Je garde mes yeux toujours fermés et me voilà j’ai 14 ans... 
Je suis dans ma chambre, j’ai mon Walkman dans les oreilles, j’écoute ma cassette de Claude François, et je suis en train de faire pour la 36 millièmes fois le même puzzle... Quand tout à coup mince, pipi! J’en peux plus j’ai trop envie! J’enlève mes écouteurs et j’entends du Morris Albert
Je décide de sortir de ma chambre. 
Sur la droite, je vois papa dans son bureau en train de travailler sur ses photos prisent récemment, il me regarde avec ses grands yeux et sa moustache et me dit : «Viens voir cocotine...». Je me retrouve assise à voir : abeille, coccinelle, araignée, flamand rose, coucher de soleil... bref, tout ce qui l’avait émerveillé les jours précédents.
Je n’ai finalement jamais vu la beauté de ces photos comme je la vois aujourd’hui.


Ensuite je reprends ma route, je m’arrête devant la chambre de ma sœur, et colle l’oreille contre la porte pour l’entendre chanter, tout en l’écoutant je lui glisse un petit mot sous sa porte dont le contenu est secret... (enfin ça c’est ce que je crois).
Je reste quelques instants puis repars.


Je longe le couloir, je sens un doux mélange entre odeur de crêpes et de rôtis... 
Maman est dans la cuisine portant son tablier. Je la vois elle s’active, four, plaques à gaz, micro-ondes, tout marche à pleins gaz!

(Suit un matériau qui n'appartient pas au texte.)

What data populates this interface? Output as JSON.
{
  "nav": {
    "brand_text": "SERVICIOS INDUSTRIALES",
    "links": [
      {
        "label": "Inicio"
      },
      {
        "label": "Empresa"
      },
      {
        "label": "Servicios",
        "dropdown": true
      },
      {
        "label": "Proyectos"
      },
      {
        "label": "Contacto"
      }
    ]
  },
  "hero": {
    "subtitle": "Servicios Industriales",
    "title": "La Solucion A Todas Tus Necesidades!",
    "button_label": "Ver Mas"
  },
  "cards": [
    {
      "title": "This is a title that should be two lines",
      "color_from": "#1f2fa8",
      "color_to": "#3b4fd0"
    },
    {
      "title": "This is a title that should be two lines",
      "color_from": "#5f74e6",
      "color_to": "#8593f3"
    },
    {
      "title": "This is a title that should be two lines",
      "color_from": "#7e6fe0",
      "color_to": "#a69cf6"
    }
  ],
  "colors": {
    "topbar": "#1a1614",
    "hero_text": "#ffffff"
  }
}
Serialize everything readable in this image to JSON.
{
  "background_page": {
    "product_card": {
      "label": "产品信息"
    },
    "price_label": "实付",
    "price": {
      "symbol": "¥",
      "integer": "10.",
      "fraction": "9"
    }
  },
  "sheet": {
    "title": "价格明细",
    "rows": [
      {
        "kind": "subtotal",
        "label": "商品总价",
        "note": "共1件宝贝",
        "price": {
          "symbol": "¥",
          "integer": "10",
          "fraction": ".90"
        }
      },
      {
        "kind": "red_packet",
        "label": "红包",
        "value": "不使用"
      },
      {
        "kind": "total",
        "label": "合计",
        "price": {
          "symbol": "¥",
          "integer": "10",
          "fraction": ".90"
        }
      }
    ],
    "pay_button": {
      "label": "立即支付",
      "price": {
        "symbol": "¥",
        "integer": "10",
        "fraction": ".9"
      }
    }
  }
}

La hôte est allumée à fond et la fenêtre légèrement entrouverte, elle est sur tous les fronts. 
Toujours prête à nous écouter (d’une oreille) je m’affale sur le plan de travail et je lui raconte tout ce qui me passe par la tête, cherchant à la faire rire par moment (histoire de voir si elle m’écoute bien).
Je continue mon monologue pendant au moins une bonne heure puis... j’ai fini alors je me casse... (oui, oui comme ça! après l’avoir bien gonflé, je m’en vais).
Je repars en direction de ma chambre. 

Au passage je pique un paquet de biscuits apéros dans le sellier et je finis enfin ma course dans ma chambre, paquet sous l’oreiller mangeant discrètement, histoire de ne pas faire de bruit. Je n’ai toujours pas fait pipi!....


Et me voilà revenu ici, en cet instant. 
Nous avons suivi nos routes sans qu’elles ne s’éloignent trop les unes des autres
Et même si aujourd’hui j’ai ma propre famille et que mon cœur a fait aussi de la place pour l’amour de mon fils et de l’homme de ma vie, rien ne sera jamais similaire à ce que nous avons vécu tous les 4.
Ce sont des moments qui n’appartiendront qu’à nous jusqu’à la fin.

Alors même si la ville, les meubles, les épreuves et si nos vies ont changés peut importe... nous nous aimons sans modération.